Wo viel Land für Plantagen benötigt wird, sind Landrechtskonflikte meist vorprogrammiert. Bei der Anlage der ersten Aracruz-Plantagen wurden etwa 7.000 traditionell lebende Familien aus ihrer Heimat vertrieben. Dazu gehörten nicht nur Indigene, sondern auch 'Quilombolos', die Nachfahren geflohener Sklaven. Derzeit sind in Brasilien 743 'Quilombolo'-Gemeinden mit einer Gesamteinwohnerzahl von zwei Millionen Menschen registriert. Sie beanspruchen zusammen ein Gebiet von ca. 300.000 ha. Ein Großteil der Gemeinden konzentriert sich auf das Bundesland Bahia (über 200), in Espirito Santo sind 15 Gemeinden beheimatet. Erst ein Bruchtteil der 'Quilombolo'-Gemeinden hat bisher die gesetzliche Anerkennung ihrer Landrechte erstreiten können.

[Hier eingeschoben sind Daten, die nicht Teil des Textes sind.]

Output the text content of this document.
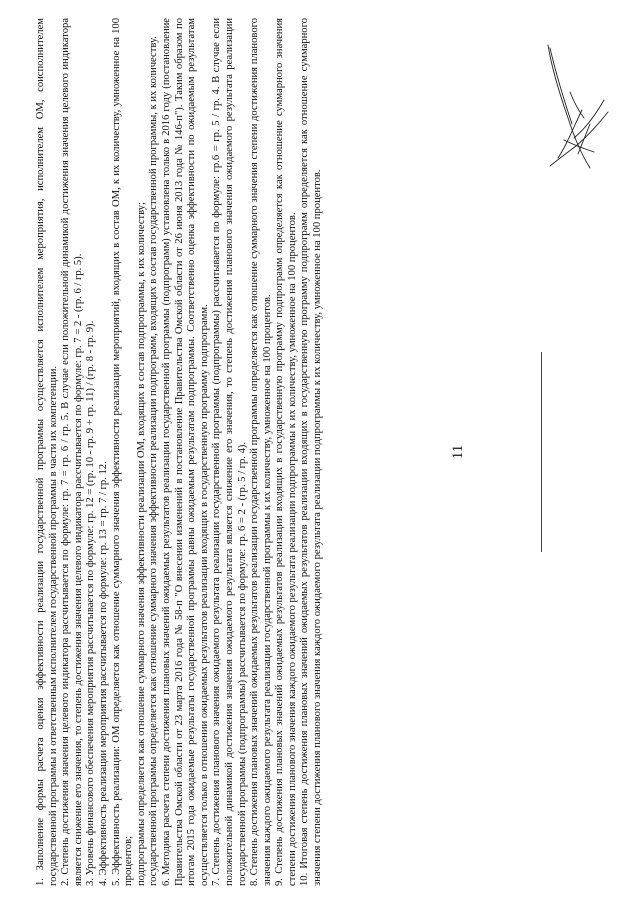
11

1. Заполнение формы расчета оценки эффективности реализации государственной программы осуществляется исполнителем мероприятия, исполнителем ОМ, соисполнителем государственной программы и ответственным исполнителем государственной программы в части их компетенции. 2. Степень достижения значения целевого индикатора рассчитывается по формуле: гр. 7 = гр. 6 / гр. 5. В случае если положительной динамикой достижения значения целевого индикатора является снижение его значения, то степень достижения значения целевого индикатора рассчитывается по формуле: гр. 7 = 2 - (гр. 6 / гр. 5). 3. Уровень финансового обеспечения мероприятия рассчитывается по формуле: гр. 12 = (гр. 10 - гр. 9 + гр. 11) / (гр. 8 - гр. 9). 4. Эффективность реализации мероприятия рассчитывается по формуле: гр. 13 = гр. 7 / гр. 12. 5. Эффективность реализации: ОМ определяется как отношение суммарного значения эффективности реализации мероприятий, входящих в состав ОМ, к их количеству, умноженное на 100 процентов; подпрограммы определяется как отношение суммарного значения эффективности реализации ОМ, входящих в состав подпрограммы, к их количеству; государственной программы определяется как отношение суммарного значения эффективности реализации подпрограмм, входящих в состав государственной программы, к их количеству. 6. Методика расчета степени достижения плановых значений ожидаемых результатов реализации государственной программы (подпрограмм) установлена только в 2016 году (постановление Правительства Омской области от 23 марта 2016 года № 58-п "О внесении изменений в постановление Правительства Омской области от 26 июня 2013 года № 146-п"). Таким образом по итогам 2015 года ожидаемые результаты государственной программы равны ожидаемым результатам подпрограммы. Соответственно оценка эффективности по ожидаемым результатам осуществляется только в отношении ожидаемых результатов реализации входящих в государственную программу подпрограмм. 7. Степень достижения планового значения ожидаемого результата реализации государственной программы (подпрограммы) рассчитывается по формуле: гр.6 = гр. 5 / гр. 4. В случае если положительной динамикой достижения значения ожидаемого результата является снижение его значения, то степень достижения планового значения ожидаемого результата реализации государственной программы (подпрограммы) рассчитывается по формуле: гр. 6 = 2 - (гр. 5 / гр. 4). 8. Степень достижения плановых значений ожидаемых результатов реализации государственной программы определяется как отношение суммарного значения степени достижения планового значения каждого ожидаемого результата реализации государственной программы к их количеству, умноженное на 100 процентов. 9. Степень достижения плановых значений ожидаемых результатов реализации входящих в государственную программу подпрограмм определяется как отношение суммарного значения степени достижения планового значения каждого ожидаемого результата реализации подпрограммы к их количеству, умноженное на 100 процентов. 10. Итоговая степень достижения плановых значений ожидаемых результатов реализации входящих в государственную программу подпрограмм определяется как отношение суммарного значения степени достижения планового значения каждого ожидаемого результата реализации подпрограммы к их количеству, умноженное на 100 процентов.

Stück für Stück weitete Aracruz in den letzten dreißig Jahren seine Plantagenflächen aus und nahm dabei auch weite Teile des Landes von zwei indigenen Völkern in Besitz. 1981 wurde den 1.600 Tupinikim und 200 Guarani ein 4.492 Hektar großes Gebiet zugesprochen. Obwohl ihnen nach Studien der Indianerbehörde FUNAI aber weitere 13.500 Hektar zustehen, erklärte sich Aracruz 1998 nach lang anhaltenden Protesten nur zur Rückgabe von 2.571 Hektar Land bereit. Weitere Besitzabtretungen versucht das Unternehmen durch finanzielle Kompensationen an die Indigenen abzuwenden.

Papierproduktion verletzt Landrechte, zerstört Arbeitsplätze, fördert Landkonzentration und schädigt Umwelt!

Heute ist Aracruz im Besitz von fast zehn Prozent der landwirtschaftlich hochwertigen Ackerflächen des Bundeslandes Espírito Santo. Das Unternehmen stellt jedoch lediglich einen Bruchteil der regionalen Arbeitsplätze: 2001 waren bei Aracruz gerade einmal 1.600 Arbeiter beschäftigt, 3.000 weitere arbeiteten in Zulieferbetrieben und auf Plantagen. Mit der Fertigstellung der dritten Fabrik werden gerade einmal 173 neue Arbeitsplätze hinzukommen. In Espírito Santo leben noch etwa 70.000 Familien von kleinbäuerlicher Landwirtschaft. Auch für diesen Bereich propagiert das Unternehmen den Anbau von Eukalyptus. Mit Erfolg: Auf 22.500 Hektar haben die Bauern bereits Eukalyptus für Aracruz gepflanzt. Damit sind sie aber nicht gut beraten, denn neuere Studien haben ergeben, dass der Anbau von Früchten in der Region zehn Arbeitsplätze pro Hektar sichert, wohingegen in der Plantagenwirtschaft 15 Hektar nötig sind, um einen einzigen Arbeitsplatz zu garantieren. Ökonomisch rentabel ist der Eukalyptusanbau für die Kleinbauern auch nicht: beim Anbau von Früchten können sie jährlich mindestens zehn mal soviel erwirtschaften.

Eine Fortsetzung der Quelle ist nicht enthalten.